So wurde die Option Zidane Berichten zufolge bereits zweimal bei Manchester United diskutiert, einmal 2019 als Nachfolger von José Mourinho und dann 2021, als schließlich Ralf Rangnick als Interimstrainer für den entlassenen Ole Gunnar Solskjaer ausgewählt wurde.

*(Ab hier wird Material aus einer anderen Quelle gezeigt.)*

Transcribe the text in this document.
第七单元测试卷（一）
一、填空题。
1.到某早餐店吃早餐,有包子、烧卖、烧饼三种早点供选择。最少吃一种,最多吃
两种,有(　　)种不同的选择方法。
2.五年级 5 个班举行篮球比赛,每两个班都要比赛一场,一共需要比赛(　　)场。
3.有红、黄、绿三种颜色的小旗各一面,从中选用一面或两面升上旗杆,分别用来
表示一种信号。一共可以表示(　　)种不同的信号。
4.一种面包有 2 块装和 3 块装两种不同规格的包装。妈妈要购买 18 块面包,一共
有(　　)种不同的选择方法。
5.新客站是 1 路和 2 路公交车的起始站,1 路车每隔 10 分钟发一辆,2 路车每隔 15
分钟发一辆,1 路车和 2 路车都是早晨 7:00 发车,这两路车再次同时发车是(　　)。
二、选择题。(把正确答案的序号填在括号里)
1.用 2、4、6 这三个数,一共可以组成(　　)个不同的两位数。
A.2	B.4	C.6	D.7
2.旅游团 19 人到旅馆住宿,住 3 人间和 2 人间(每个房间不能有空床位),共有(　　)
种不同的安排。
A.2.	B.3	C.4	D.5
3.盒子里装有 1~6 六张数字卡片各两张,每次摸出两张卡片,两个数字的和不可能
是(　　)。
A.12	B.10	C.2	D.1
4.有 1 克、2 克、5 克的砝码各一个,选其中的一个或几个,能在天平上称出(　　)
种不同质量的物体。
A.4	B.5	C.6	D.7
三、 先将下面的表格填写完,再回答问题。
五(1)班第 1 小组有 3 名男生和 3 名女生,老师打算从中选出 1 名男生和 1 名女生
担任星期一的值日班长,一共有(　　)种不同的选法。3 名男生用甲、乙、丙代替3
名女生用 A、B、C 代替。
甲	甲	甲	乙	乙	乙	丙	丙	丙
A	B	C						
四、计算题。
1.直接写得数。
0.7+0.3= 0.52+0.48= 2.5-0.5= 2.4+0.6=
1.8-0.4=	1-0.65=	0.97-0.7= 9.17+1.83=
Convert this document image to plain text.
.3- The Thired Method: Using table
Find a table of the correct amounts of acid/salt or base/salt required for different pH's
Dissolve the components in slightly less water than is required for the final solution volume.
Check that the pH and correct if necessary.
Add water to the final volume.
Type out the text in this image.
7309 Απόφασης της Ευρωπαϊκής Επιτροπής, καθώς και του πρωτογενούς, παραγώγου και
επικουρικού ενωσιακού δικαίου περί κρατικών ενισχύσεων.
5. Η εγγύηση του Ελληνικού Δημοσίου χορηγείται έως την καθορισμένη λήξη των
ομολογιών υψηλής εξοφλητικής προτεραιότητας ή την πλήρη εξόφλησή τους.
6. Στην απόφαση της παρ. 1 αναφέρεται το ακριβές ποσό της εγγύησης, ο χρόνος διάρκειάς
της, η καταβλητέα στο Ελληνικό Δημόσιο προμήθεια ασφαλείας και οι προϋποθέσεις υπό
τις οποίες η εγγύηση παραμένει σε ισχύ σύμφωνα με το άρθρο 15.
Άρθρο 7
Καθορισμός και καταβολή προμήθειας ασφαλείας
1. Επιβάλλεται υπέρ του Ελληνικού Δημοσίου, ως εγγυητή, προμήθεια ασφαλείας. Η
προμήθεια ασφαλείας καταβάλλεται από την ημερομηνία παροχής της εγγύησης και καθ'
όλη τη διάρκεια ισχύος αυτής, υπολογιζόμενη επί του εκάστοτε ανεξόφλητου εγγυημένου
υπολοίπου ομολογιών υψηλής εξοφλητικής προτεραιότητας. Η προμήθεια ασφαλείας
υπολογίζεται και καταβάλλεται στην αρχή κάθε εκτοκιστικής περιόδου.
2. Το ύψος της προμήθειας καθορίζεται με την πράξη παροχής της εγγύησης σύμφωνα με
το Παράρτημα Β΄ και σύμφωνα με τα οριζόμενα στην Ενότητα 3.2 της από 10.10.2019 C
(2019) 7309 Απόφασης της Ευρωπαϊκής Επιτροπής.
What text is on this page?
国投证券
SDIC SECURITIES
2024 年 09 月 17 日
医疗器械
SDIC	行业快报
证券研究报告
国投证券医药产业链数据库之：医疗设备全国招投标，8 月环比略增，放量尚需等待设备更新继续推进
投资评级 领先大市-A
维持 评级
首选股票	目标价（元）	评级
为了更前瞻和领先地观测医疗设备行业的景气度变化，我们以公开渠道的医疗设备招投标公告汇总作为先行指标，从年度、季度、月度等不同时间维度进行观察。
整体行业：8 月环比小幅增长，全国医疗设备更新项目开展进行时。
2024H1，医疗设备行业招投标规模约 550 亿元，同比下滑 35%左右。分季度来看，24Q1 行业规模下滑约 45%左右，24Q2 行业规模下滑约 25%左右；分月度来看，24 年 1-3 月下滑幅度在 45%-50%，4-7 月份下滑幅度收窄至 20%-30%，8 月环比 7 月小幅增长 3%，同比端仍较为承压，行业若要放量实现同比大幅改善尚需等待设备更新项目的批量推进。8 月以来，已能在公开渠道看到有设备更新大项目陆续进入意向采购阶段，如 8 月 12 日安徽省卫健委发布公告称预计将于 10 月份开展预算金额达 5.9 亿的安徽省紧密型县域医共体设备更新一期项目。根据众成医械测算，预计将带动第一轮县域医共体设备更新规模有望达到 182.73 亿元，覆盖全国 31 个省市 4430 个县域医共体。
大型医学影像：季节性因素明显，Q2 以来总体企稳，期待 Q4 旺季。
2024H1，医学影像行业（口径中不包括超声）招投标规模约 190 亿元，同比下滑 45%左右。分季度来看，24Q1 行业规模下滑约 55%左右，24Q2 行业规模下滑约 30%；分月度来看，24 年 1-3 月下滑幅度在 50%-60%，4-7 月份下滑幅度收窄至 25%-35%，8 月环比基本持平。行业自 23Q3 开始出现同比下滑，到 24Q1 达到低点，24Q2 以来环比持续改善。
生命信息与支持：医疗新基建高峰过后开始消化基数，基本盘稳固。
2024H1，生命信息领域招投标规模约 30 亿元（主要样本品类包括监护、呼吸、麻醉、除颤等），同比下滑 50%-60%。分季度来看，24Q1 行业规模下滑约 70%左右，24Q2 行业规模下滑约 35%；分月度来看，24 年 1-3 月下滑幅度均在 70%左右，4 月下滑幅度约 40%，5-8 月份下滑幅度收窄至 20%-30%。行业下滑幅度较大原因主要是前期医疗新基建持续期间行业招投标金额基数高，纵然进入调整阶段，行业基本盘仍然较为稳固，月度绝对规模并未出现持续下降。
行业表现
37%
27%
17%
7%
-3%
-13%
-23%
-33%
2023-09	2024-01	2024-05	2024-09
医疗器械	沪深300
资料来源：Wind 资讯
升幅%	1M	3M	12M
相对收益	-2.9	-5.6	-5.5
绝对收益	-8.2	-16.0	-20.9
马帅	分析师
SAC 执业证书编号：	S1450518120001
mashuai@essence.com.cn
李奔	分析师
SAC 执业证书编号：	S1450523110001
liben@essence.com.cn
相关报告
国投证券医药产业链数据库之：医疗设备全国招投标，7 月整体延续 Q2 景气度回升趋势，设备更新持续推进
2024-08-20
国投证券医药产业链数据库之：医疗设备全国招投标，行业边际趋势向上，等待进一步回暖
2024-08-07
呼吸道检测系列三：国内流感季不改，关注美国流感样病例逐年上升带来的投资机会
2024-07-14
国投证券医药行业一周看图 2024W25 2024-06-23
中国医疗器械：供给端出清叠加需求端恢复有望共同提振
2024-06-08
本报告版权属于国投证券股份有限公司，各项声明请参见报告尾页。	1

Auch Juventus Turin hatte sich nach dem Aus von Andrea Pirlo umgehört, sich dann aber schließlich für Max Allegri entschieden, der seither in Turin schwer zu kämpfen hat. Paris Saint-Germain gehörte auch zu den Interessenten, als klar wurde, dass Christophe Galtier zum Ende der letzten Saison gehen muss. Doch auch hier blieb Zidane zurückhaltend, Luis Enrique bekam stattdessen den Spitzenjob im französischen Klub-Fußball.

Aber nicht nur Vereine wollten Zidane haben: Die USA klopften die Bereitschaft des 51-Jährigen ab, Nationaltrainer zu werden, als Coach Gregg Berhalter eine Zeit lang kritisch betrachtet wurde. Zidane lehnte es aber ab, in die USA zu gehen - und auch die Aussicht, das Team zur Heim-WM 2026 zu führen, stimmte ihn nicht um.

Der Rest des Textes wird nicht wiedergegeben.